Once you learn the trick, though, the whole process becomes more memorable. You start paying attention to the atmosphere of Alola in a way you normally might not. The nighttime lighting, the calmer mood, the sense that the region changes after dark, all of that suddenly matters because your next battle is not just another battle. It is the one that transforms Cubone.
And when the evolution finally triggers, it lands. Alolan Marowak does not feel like a routine stat upgrade. It feels dramatic. It feels like Cubone went away for one evening and came back with a haunted fire baton and a whole new personality. The design sells that moment beautifully. You are not just getting a stronger Pokémon; you are getting one of the most stylish regional evolutions in the game.
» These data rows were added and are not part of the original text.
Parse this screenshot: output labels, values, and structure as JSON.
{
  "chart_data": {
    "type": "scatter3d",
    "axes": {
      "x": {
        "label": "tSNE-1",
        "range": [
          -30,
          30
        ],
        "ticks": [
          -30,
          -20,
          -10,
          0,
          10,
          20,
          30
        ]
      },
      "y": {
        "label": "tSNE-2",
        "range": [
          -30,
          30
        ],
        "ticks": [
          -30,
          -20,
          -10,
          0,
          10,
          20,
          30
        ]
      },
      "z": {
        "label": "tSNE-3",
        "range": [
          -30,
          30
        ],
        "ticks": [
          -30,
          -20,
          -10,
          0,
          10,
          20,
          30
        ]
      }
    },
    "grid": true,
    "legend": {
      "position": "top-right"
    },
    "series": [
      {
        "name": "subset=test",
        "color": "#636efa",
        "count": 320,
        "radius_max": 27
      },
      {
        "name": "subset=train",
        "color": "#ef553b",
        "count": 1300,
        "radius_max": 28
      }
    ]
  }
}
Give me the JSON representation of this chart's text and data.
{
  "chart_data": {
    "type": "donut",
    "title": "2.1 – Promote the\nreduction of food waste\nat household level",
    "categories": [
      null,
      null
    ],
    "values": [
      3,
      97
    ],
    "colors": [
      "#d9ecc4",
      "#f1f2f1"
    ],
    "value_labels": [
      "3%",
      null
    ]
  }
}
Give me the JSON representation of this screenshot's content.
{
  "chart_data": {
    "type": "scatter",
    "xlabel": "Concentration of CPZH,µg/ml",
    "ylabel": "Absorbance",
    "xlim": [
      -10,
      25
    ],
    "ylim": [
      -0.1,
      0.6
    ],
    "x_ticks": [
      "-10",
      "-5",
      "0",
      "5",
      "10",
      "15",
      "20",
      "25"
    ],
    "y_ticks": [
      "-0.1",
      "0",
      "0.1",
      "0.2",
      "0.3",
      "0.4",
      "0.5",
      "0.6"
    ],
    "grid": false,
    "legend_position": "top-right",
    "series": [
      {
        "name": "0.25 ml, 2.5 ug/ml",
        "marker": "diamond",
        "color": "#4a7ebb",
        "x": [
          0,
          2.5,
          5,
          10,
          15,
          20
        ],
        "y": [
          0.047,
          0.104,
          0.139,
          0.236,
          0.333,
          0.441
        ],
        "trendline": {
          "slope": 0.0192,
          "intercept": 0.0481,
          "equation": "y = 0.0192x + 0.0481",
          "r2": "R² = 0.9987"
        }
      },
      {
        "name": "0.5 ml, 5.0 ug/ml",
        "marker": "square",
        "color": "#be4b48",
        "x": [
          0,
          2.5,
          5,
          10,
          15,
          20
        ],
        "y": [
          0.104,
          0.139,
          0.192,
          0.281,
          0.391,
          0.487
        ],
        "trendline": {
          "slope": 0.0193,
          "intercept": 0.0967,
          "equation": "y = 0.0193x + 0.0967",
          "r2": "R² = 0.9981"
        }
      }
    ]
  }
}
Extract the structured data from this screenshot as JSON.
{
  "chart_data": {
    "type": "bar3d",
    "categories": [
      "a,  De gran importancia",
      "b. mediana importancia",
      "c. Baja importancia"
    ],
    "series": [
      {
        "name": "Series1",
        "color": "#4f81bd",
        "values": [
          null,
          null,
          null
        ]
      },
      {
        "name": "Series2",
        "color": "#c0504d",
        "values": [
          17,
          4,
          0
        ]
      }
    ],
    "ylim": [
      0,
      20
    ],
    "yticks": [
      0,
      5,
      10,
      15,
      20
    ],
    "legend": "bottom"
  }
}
There is also a practical kind of satisfaction afterward. Many players use Alolan Marowak on their in-game teams because it stands out. It is not the most obvious beginner pick, and that is part of the charm. It rewards players who paid attention, learned the mechanic, and stuck with the odd little Ground-type that looked like it belonged in a sad indie film about grief and bones.
Even the little frustrations become part of the story. Maybe you evolved it one level late. Maybe you had to wait for in-game night. Maybe you found out too late that Moon flips the clock and spent fifteen minutes yelling at a handheld console that was technically innocent. Those moments are annoying in the moment, but later they become the exact kind of game memory players love to talk about.
That is really why this evolution remains so popular. It blends mechanics, regional identity, timing, and visual payoff into one memorable event. You do not forget the first time your Cubone becomes Alolan Marowak. In a series full of evolutions, that alone says a lot.
Final Thoughts
If you are wondering how to evolve Cubone in Pokémon Sun and Moon, the answer is simple once you strip away the mystery: level Cubone up at night once it reaches level 28 or higher. That is the whole trick. No stone, no trade, no secret ritual involving twelve Rare Candies and emotional growth.
Still, what makes this evolution special is not the difficulty. It is the flavor. Alolan Marowak feels like a distinctly Alolan reward, and evolving Cubone into it is one of those little Generation VII moments that sticks with players long after the credits roll. So catch your Cubone, watch the sky, and give your bony little underdog the nighttime glow-up it deserves.